You reviewed the statements of the witnesses?
You reviewed the forensic evidence?
Is it not true that you concocted your evidence after you read the police file?
You have tailored your evidence to fit what you have learned from the disclosure materials?
For a member of a jury unfamiliar with the central role of disclosure in the pre-trial process this line of questioning insinuates that the accused has done something improper by accessing the disclosure materials. The Crown is asking the jury to discount the accused's testimony on the sole basis that the accused has exercised a constitutional right in advance of trial.
One of the clearest denouncements of this prohibited line of questioning comes from Justice Doherty, speaking for a unanimous Ontario Court of Appeal:
...As a matter of common sense, there may be considerable force to the suggestion that a person who gets full advance notice of the other side's evidence and testifies last is in a position to tailor his or her evidence to fit the disclosure. That inference, no matter how logical, cannot be drawn without turning fundamental constitutional rights into a trap for accused persons. Where any such suggestion seeps into the cross-examination of an accused, it must be eradicated by the trial judge. (R. v. I.W.,  O.J. No. 258 (C.A.) at paragraph 20, emphasis added)

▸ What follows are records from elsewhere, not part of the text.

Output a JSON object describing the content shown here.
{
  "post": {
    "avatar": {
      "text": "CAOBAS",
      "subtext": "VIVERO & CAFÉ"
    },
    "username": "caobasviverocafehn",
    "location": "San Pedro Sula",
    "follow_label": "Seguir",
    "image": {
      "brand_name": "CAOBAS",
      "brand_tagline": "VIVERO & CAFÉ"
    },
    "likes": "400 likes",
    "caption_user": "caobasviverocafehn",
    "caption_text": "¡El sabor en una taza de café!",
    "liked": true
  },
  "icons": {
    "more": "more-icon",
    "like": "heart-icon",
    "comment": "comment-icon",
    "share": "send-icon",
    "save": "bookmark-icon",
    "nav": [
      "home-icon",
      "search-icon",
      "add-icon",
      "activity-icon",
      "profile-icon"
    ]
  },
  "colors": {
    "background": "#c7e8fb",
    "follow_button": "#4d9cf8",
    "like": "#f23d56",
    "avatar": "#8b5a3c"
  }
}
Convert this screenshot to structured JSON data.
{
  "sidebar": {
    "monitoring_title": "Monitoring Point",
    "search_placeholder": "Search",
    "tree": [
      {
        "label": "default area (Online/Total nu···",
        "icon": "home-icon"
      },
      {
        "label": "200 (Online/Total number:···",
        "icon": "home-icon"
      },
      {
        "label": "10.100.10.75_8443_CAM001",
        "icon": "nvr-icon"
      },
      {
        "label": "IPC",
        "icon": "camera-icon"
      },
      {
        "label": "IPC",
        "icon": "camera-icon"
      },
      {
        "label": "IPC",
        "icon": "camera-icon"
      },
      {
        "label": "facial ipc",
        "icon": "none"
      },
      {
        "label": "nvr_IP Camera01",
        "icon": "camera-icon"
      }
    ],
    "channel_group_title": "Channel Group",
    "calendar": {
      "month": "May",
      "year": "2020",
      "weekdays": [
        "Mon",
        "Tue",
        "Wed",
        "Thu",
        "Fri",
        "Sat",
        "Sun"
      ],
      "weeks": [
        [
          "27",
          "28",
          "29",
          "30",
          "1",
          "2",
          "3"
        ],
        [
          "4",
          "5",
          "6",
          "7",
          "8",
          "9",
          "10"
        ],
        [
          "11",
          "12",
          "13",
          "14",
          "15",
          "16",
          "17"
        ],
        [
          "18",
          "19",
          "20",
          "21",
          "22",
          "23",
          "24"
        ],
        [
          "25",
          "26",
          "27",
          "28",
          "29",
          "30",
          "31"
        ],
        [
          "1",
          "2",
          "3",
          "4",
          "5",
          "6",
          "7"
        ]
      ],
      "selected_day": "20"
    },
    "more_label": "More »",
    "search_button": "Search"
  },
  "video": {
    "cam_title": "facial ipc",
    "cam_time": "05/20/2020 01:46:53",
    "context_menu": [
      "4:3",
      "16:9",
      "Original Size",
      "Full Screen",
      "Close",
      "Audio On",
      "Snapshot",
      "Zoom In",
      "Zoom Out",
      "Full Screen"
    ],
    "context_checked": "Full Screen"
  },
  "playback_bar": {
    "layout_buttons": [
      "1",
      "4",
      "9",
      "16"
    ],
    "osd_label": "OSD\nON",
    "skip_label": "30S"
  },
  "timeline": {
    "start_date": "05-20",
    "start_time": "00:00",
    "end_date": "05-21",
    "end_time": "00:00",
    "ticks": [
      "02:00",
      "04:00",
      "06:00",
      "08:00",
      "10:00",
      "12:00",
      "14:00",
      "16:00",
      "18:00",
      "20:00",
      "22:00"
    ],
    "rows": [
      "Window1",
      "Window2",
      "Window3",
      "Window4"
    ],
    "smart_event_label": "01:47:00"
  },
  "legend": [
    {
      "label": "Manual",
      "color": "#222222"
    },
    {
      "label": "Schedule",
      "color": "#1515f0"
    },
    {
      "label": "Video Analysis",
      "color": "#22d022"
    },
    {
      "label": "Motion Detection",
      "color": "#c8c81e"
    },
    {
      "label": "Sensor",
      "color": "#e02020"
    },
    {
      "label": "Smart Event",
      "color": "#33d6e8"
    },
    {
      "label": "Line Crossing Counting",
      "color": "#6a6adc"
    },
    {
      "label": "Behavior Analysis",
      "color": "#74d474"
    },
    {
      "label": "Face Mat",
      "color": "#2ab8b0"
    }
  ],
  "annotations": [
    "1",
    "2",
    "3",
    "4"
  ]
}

Defence counsel must be ready to object when a Crown asks an accused about matters relating to disclosure. The default is that such a line of questioning is impermissible and potentially prejudicial to an accused's right to a fair trial.
A trial judge must intervene and compel the Crown to articulate what, if any, case specific factors, above and beyond the mere exercise of the constitutional right, serve to provide legitimacy to the proposed line of questioning.
A Crown Attorney must anticipate that any questions about matters relating to disclosure will be subject to judicial scrutiny. As stated by Justice Doherty in in R. v. I.W., at paragraph 23:
While questions concerning disclosure are appropriate in some situations, they are always potentially dangerous. I think the prudent course whenever Crown counsel wish to cross-examine on matters relating to disclosure is to vet the proposed line of questioning with the trial judge in the absence of the jury.
An accused’s testimony about his use of the disclosure materials during examination-in-chief may open the door for cross-examination by the Crown. As stated by Justice Doherty in R. v. I.W., at paragraph 22:
I do not intend to suggest that every line of cross-examination involving reference to disclosure is improper. Sometimes, it will be necessary for the Crown to establish that an accused received disclosure as a step in a legitimate line of cross-examination. For example, the appellant had referred to telephone records of calls between himself and the complainant in the course of his examination-in-chief. He had used those phone calls to assist him in placing the times and dates of certain meetings with the complainant. In cross-examination, Crown counsel brought out the fact that the appellant had full access to those records before he testified. This was proper cross-examination intended to show that the appellant was aware of the contents of the phone records before giving his evidence and that any suggestion that the records confirmed his testimony should be considered in that light.